Dear Deepak Deepak ,

The precise concentrations and circumstances will of course vary upon the different proteins studied, but perhaps you find an answer in the following paper:

Article Oxetane Grafts Installed Site-Selectively on Native Disulfid...

Here TCEP is used and you find (page 37 and further) in the enclosed supplement more details about the procedure.

Hope this helps you a bit further.

Best regards.

Dear Deepak

Concentration of reducing agent, it depends also from the concentration of your protein sample.

Generally you need to add a a large excess of the reducing agent and incubate a little to let time to work. DTT and TCEP are both quite strong and similar. I think that incubation with 10mM of both will be able to fully reduce your protein.

i did something similar many times in the past to prepare Cu(I) metallated protein.

The best approach is:

1) reduce the sample

2) buffer exchange it readily by desalting to remove the reducing agent

3) add the cysteine chelating agent.

theoretically if you would like to be sure that 100% of cysteines are still reduced when you add the chelating agent, you need to

- perform all the step (dissolution of reducing agents,, addiction of it to the sample, buffer exchange and addition of cysteine chelating agent) inside an glove box chamber with a nitrogen atmosfere (no oxigen)

- degas all the buffers with nitrogen flux.

In case you do not have it, you have to:

- degas all the buffers with nitrogen flux

- minimize the timeline of the desalting and addition of chelating agent steps tand work with diluted protein samples (10-20uM maximun) to reduce the probability and kinetics of intermolecular S-S reformation.

In this way is possible that you will not obtain 100% of the desidered product, but in case. once the protein is stable after cisteine chelation, you can remove the dimeric unwanted fraction with a SEC coloumn.

good luck

Manuele

If you use TCEP as the reducing agent, you can perform a tethering reaction with maleimide chemistry without first removing the TCEP, so that the disulfide bond will stay reduced.

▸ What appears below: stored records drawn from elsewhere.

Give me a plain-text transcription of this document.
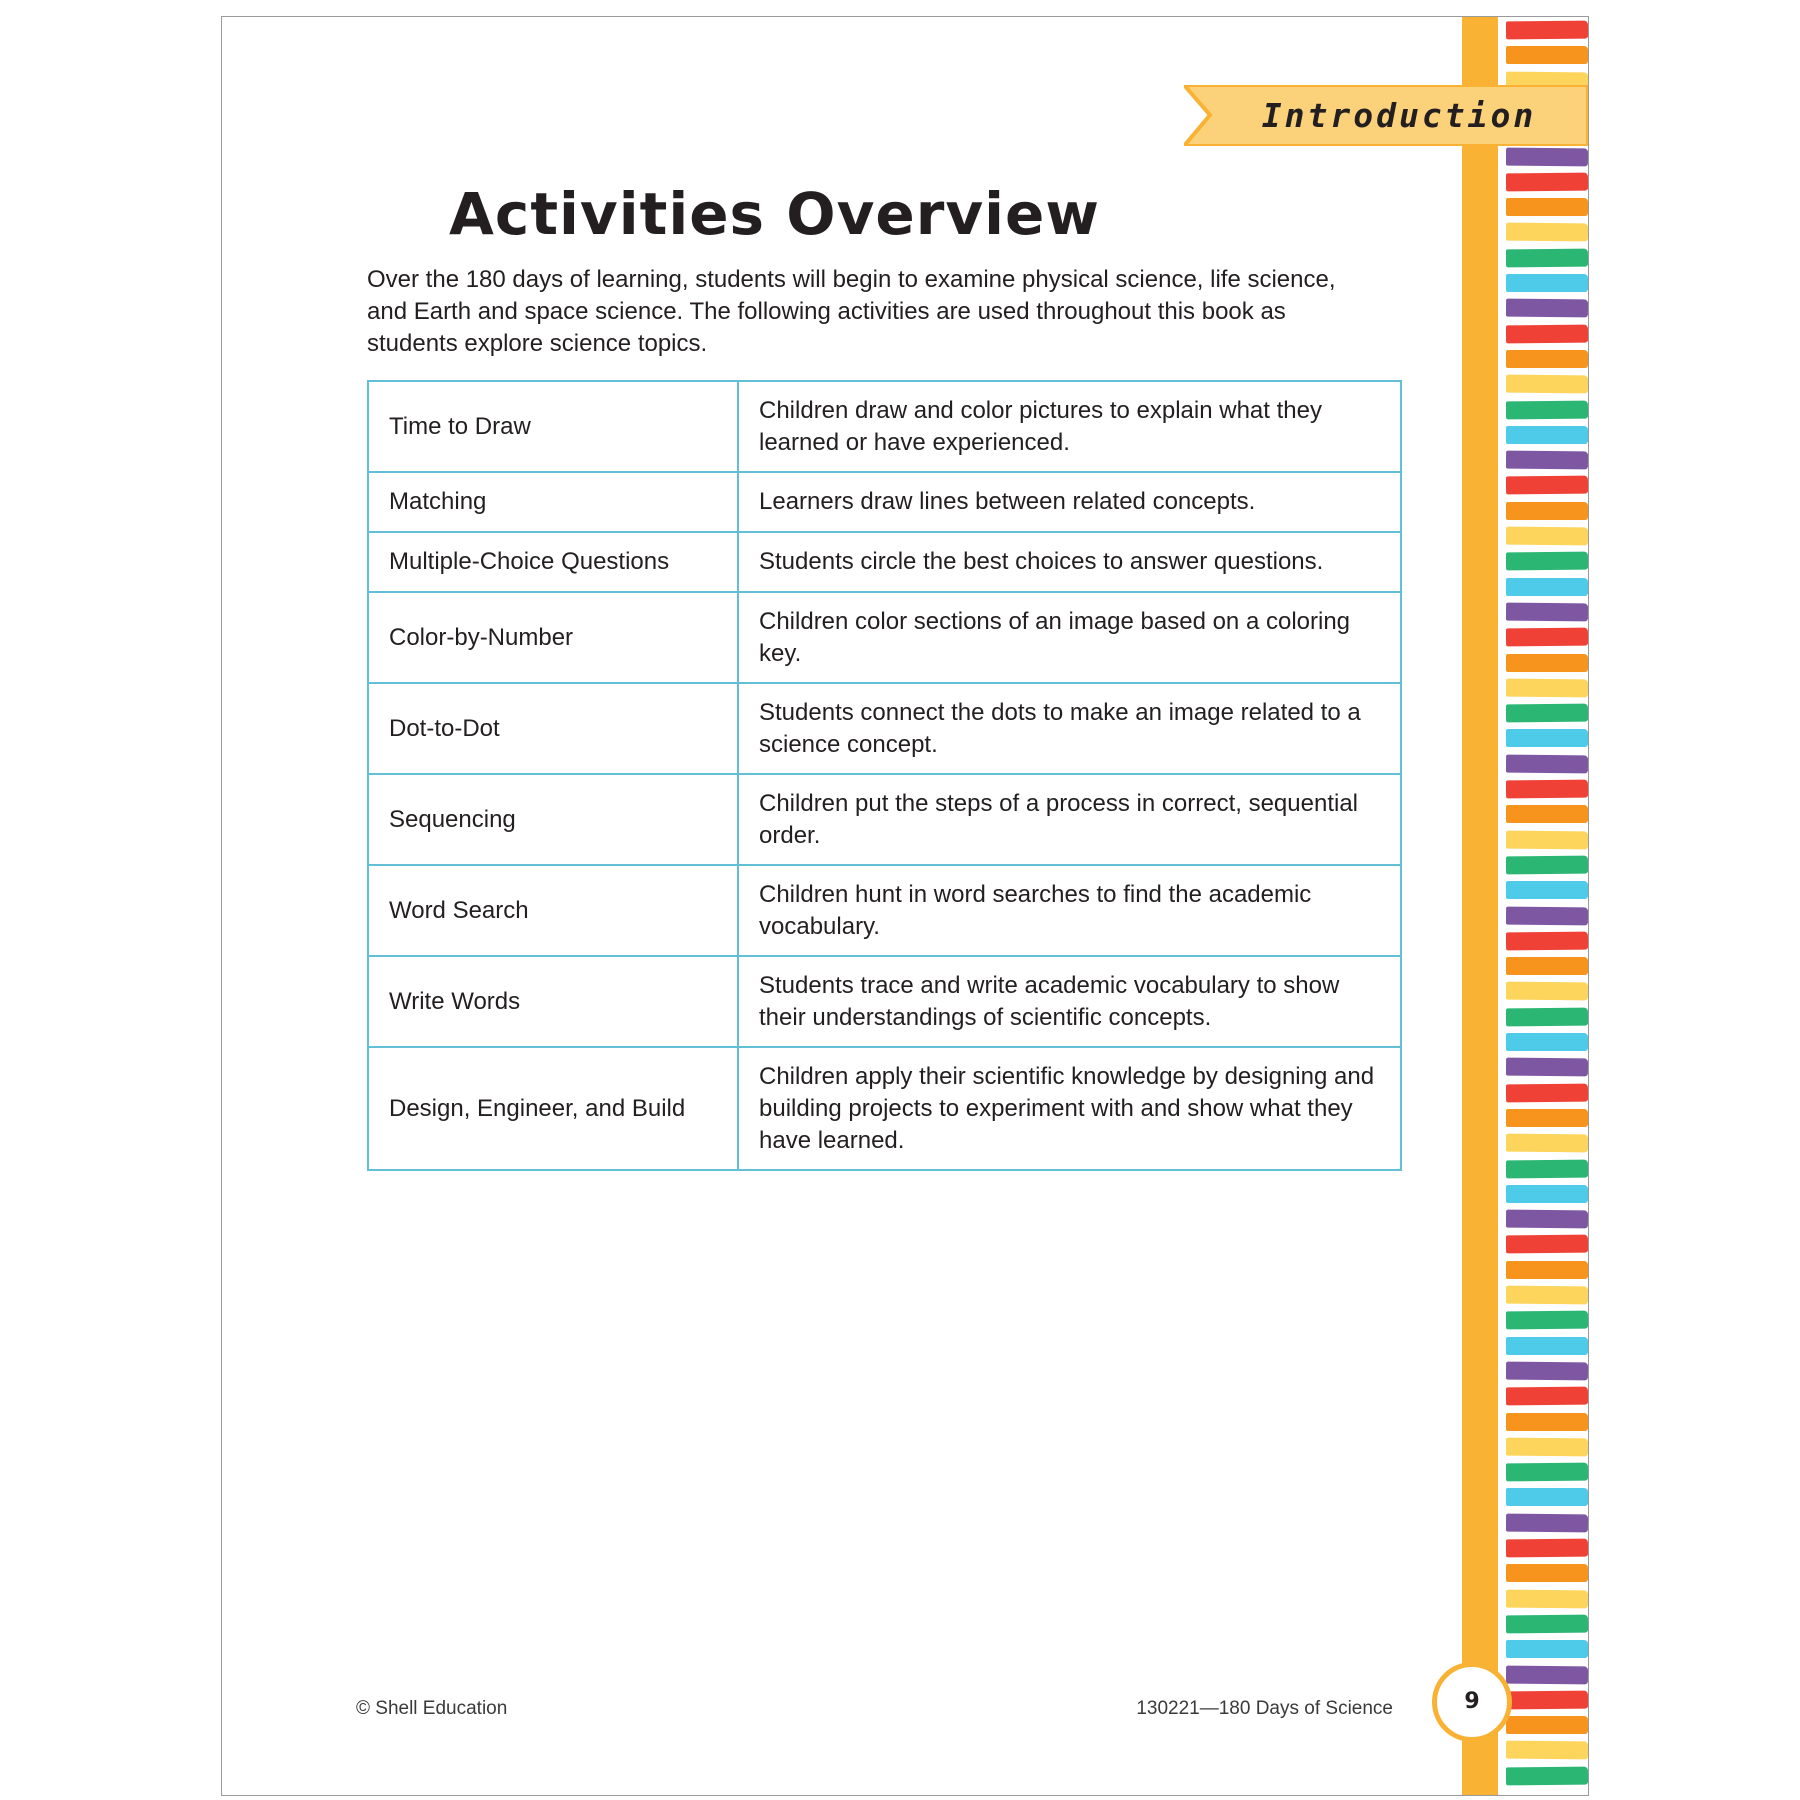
Introduction
Activities Overview

Over the 180 days of learning, students will begin to examine physical science, life science, and Earth and space science. The following activities are used throughout this book as students explore science topics.

Time to Draw	Children draw and color pictures to explain what they learned or have experienced.
Matching	Learners draw lines between related concepts.
Multiple-Choice Questions	Students circle the best choices to answer questions.
Color-by-Number	Children color sections of an image based on a coloring key.
Dot-to-Dot	Students connect the dots to make an image related to a science concept.
Sequencing	Children put the steps of a process in correct, sequential order.
Word Search	Children hunt in word searches to find the academic vocabulary.
Write Words	Students trace and write academic vocabulary to show their understandings of scientific concepts.
Design, Engineer, and Build	Children apply their scientific knowledge by designing and building projects to experiment with and show what they have learned.
© Shell Education	130221—180 Days of Science	9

If you use DTT, you will have to remove it first. The disulfide bond will start to reform as soon as the DTT is removed (as long as oxygen is present). It will be difficult to remove the DTT quickly and completely from such a small protein.

Deepak - please also see this potentially useful article entitled "Reagents for rapid reduction of disulfide bonds in proteins":

Article Reagents for rapid reduction of disulfide bonds in proteins

According to tjhis article "Dithiothreitol (DTT) is the most popular disulfide-reducing reagent. A comparison of reactivities of bis(2-mercaptoethyl)sulfone (BMS), [N,N’-dimethyl-N,N’-bis(mercaptoacetyl)hydrazine (DMH), and DTT toward disulfide groups in several proteins under non-denaturing conditions at pH 7 is made. Both BMS and DMH reduce disulfide bonds in proteins at pH 7 faster than DTT does by a factor of ∼5-7 in non-denaturing conditions. BMS is, therefore, more reducing than DMH and slightly less reducing than DTT. All these dithiols (BMS, DMH, and DTT) have significantly high reduction potentials and reduce noncyclic disulfides completely."

There is another interesting article entitled "A pratical protocol for the reduction of disulfide bonds in proteins prior to analysis by mass spectrometry". In this study the authors also use DTT as reducing agent. This paper is available as public full text on RG:

Article A Practical Protocol for the Reduction of Disulfide Bonds in...

Also please not that there is a closely related thread on RG which could give you some additional answers:

https://www.researchgate.net/post/Does-anyone-know-how-long-a-disulfide-bond-in-a-protein-remains-reduced

Hi,

Thanks to all for the answers, I reduced the protein successfully and stays reduced for long enough.

Which column do you recommend to remove DTT from reduced protein?

PD10 or NAP 5 columns or are there other better options?